Et hop, une seconde étude pour 240 000 euros pour l’aménagement du quartier des Bénédictins dans la perspective de l’arrivée (à toute vitesse sûrement) de la LGV ! On voit que le maire a de la suite dans les idées, nous aussi ! On ne lâche rien, et nous remontons au créneau pour dire que la LGV n’est plus tout à fait sur les rails, qu’une chance s’ouvre à nouveau de défendre avec succès la ligne POLLT1. Nous en profitons pour fustiger le Conseil général de Haute-Vienne, qui va verser encore plus de 40 000 euros pour cette étude, alors qu’il a supprimé ses postes de travailleurs sociaux à la mission locale, son directeur adjoint du laboratoire, des postes dans le secteur culturel, etc…

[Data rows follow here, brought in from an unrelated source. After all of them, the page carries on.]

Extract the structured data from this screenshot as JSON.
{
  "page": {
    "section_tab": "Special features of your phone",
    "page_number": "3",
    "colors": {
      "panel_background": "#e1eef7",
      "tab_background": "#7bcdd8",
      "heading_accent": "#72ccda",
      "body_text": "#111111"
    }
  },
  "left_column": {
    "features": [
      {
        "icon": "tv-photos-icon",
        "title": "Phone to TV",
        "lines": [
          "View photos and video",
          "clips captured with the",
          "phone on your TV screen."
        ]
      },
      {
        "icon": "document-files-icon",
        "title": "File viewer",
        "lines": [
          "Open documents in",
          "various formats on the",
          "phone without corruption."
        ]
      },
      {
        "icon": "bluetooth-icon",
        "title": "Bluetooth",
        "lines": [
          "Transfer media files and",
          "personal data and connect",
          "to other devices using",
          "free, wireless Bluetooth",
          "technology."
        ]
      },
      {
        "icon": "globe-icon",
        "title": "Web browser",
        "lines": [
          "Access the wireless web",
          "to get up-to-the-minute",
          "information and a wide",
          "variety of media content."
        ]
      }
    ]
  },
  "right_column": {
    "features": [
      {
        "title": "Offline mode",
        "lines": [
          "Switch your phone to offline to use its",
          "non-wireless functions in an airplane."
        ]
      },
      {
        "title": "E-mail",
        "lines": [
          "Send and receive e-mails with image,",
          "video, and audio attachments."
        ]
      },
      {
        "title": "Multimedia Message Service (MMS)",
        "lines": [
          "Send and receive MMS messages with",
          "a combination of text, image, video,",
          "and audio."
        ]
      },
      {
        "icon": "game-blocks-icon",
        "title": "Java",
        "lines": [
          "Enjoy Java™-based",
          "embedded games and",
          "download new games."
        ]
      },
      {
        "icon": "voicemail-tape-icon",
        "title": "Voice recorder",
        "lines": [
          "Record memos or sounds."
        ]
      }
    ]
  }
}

Nous exigeons que le maire nous donne communication de son entretien, en juillet, avec le directeur de la SNCF, Mr Pepy, comme promis au dernier conseil ... Ce qu’il ne fera pas ! Mais nous allons pourtant apprendre qu’il doit rencontrer celui-ci au lendemain du conseil, après l'avoir de nouveau vu dans les jours précédents... mais le contenu des débats est top secret !!! Chut ! C’est presque drôle si la démocratie dans cette affaire ne se résumait pas à connaître l’agenda du maire et non pas les véritables enjeux de ce dossier.

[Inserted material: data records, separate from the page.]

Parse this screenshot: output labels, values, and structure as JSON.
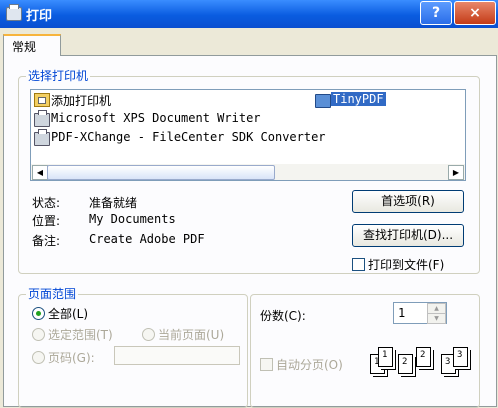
{
  "window": {
    "title": "打印",
    "help_label": "?",
    "close_label": "×"
  },
  "tabs": [
    {
      "label": "常规"
    }
  ],
  "select_printer": {
    "group_title": "选择打印机",
    "printers": [
      {
        "label": "添加打印机",
        "icon": "add-printer-icon"
      },
      {
        "label": "Microsoft XPS Document Writer",
        "icon": "printer-icon"
      },
      {
        "label": "PDF-XChange - FileCenter SDK Converter",
        "icon": "printer-icon"
      },
      {
        "label": "TinyPDF",
        "icon": "printer-icon",
        "selected": true
      }
    ],
    "status_label": "状态:",
    "status_value": "准备就绪",
    "location_label": "位置:",
    "location_value": "My Documents",
    "comment_label": "备注:",
    "comment_value": "Create Adobe PDF",
    "preferences_button": "首选项(R)",
    "find_printer_button": "查找打印机(D)...",
    "print_to_file_label": "打印到文件(F)"
  },
  "page_range": {
    "group_title": "页面范围",
    "all_label": "全部(L)",
    "selection_label": "选定范围(T)",
    "current_page_label": "当前页面(U)",
    "pages_label": "页码(G):",
    "pages_value": ""
  },
  "copies": {
    "label": "份数(C):",
    "value": "1",
    "collate_label": "自动分页(O)",
    "collate_pages": [
      "1",
      "1",
      "2",
      "2",
      "3",
      "3"
    ]
  }
}
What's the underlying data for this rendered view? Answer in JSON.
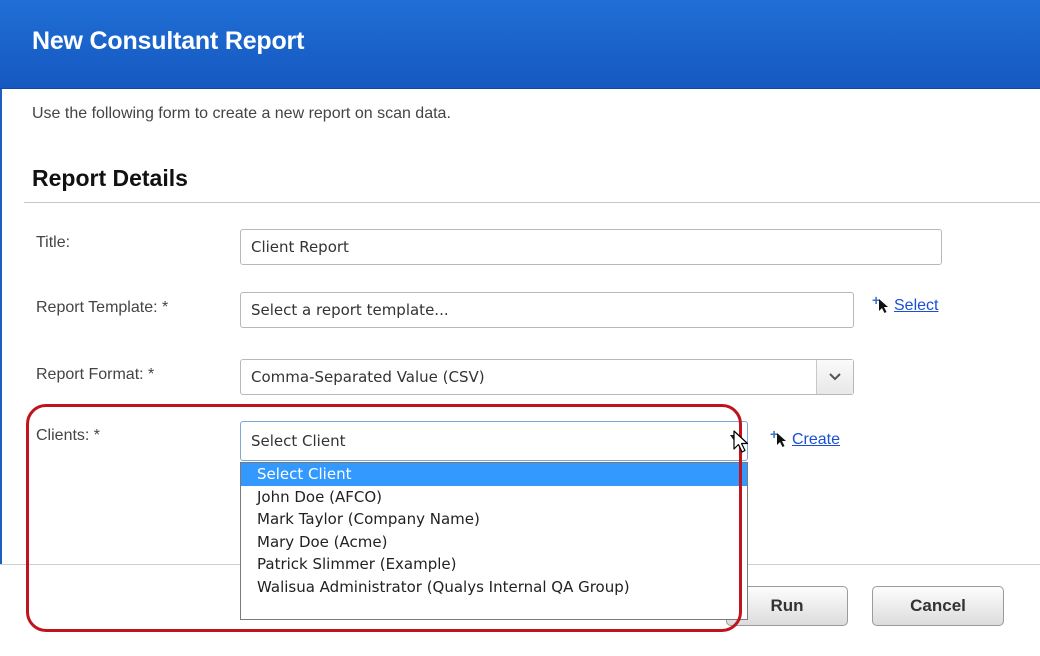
{
  "header": {
    "title": "New Consultant Report"
  },
  "intro_text": "Use the following form to create a new report on scan data.",
  "section": {
    "title": "Report Details"
  },
  "form": {
    "title": {
      "label": "Title:",
      "value": "Client Report"
    },
    "template": {
      "label": "Report Template: *",
      "value": "Select a report template...",
      "action_label": "Select",
      "action_icon": "plus-cursor-icon"
    },
    "format": {
      "label": "Report Format: *",
      "value": "Comma-Separated Value (CSV)",
      "dropdown_icon": "chevron-down-icon"
    },
    "clients": {
      "label": "Clients: *",
      "value": "Select Client",
      "action_label": "Create",
      "action_icon": "plus-cursor-icon",
      "options": [
        "Select Client",
        "John Doe (AFCO)",
        "Mark Taylor (Company Name)",
        "Mary Doe (Acme)",
        "Patrick Slimmer (Example)",
        "Walisua Administrator (Qualys Internal QA Group)"
      ],
      "selected_index": 0
    }
  },
  "buttons": {
    "run": "Run",
    "cancel": "Cancel"
  },
  "colors": {
    "header_bg": "#1a63cc",
    "link": "#1a4fd4",
    "selected_option": "#3399ff",
    "annotation": "#c0141d"
  }
}
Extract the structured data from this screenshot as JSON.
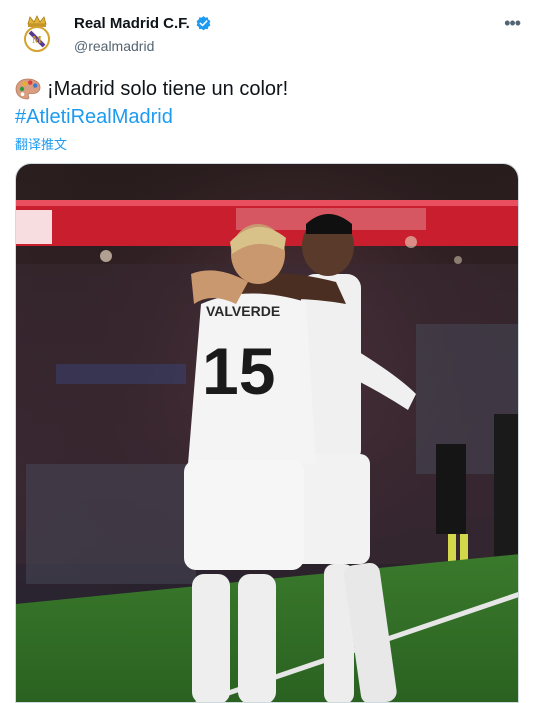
{
  "account": {
    "display_name": "Real Madrid C.F.",
    "handle": "@realmadrid",
    "verified": true,
    "avatar_icon": "real-madrid-crest-icon",
    "verified_icon": "verified-badge-icon",
    "more_icon": "more-options-icon"
  },
  "tweet": {
    "emoji": "artist-palette-emoji",
    "text": "¡Madrid solo tiene un color!",
    "hashtag": "#AtletiRealMadrid",
    "translate_label": "翻译推文"
  },
  "media": {
    "player_front": {
      "number": "15",
      "name": "VALVERDE"
    }
  },
  "colors": {
    "link_blue": "#1d9bf0",
    "secondary_text": "#536471",
    "primary_text": "#0f1419",
    "kit_white": "#f2f2f2"
  }
}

Nous demandons alors que le maire annonce clairement le coût total actuel du projet LGV. Nous n’aurons là encore aucune réponse.

Comme à chaque fois, et cela sur l'ensemble des sujets, nous sommes toujours étonnés par l’absence total de débats dans le conseil. Jamais le dialogue ne s’instaure entre conseillers. En fait, nous faisons des interventions, la droite un peu aussi et le maire répond presque toujours seul, souvent de manière désagréable, voir méprisante dans une ambiance générale transformant ce qui est normalement un lieu de démocratie, en une simple salle d'enregistrement de décisions prises dans les alcôves du pouvoir.

 

Des locaux (enfin) pour la Calandreta

L'école associative la Calandreta Lemosina est abritée actuellement au sein de l'ancienne école élémentaire de Landouge, suite au sinistre, survenu pendant l'été, de ses anciens locaux situés rue de Toulouse. Au moment du vote en faveur de la désaffectation de l'école de Landouge, nous sommes intervenus pour défendre la Calandreta et faire taire toutes les rumeurs hostiles et mensongères à l'égard de cette école, véhiculées, ces dernières semaines, par quelques personnes. Ainsi nous avons rappelé avec insistance que la Calandreta n'est pas une école confessionnelle, mais une école associative, laïque et gratuite, qui pratique le bilinguisme français-occitan et une pédagogie active, en lien avec l'éducation nationale.

 

Vinci Park continuera de faire les poches aux automobilistes à Limoges.

« Tous ensemble, tous ensemble » !! Tous les élus de la liste Rodet ont voté la DSP à Vinci Park pour la gestion du stationnement de surface. Vinci, une entreprise « formidable » comme le dira notre camarade Cyril dans une très belle intervention rappelant les faits et méfaits partout dans le monde de cette multinationale, qui c’est vrai, contribue parfois grâce à de belles pages de publicité, au soutien du journal municipal...

 

La LGV troisième mi temps (très courte)

Notre motion, qui aurait permis à toutes celles et tous ceux qui avaient, dans un premier temps fait le choix de la LGV, de reconsidérer leur position, à la vue des nouveaux éléments et, d'adopter à minima une position de prudence et donc un moratoire, n’a été votée que … par les trois membres de notre groupe. Quand viendra l’heure des comptes, seul notre groupe aura défendu les intérêts du plus grand nombre contre le diktat d’une poignée de dirigeants politiques et économiques toujours prompts à verser l’argent des autres sans autre vision d’avenir que leurs intérêts immédiats.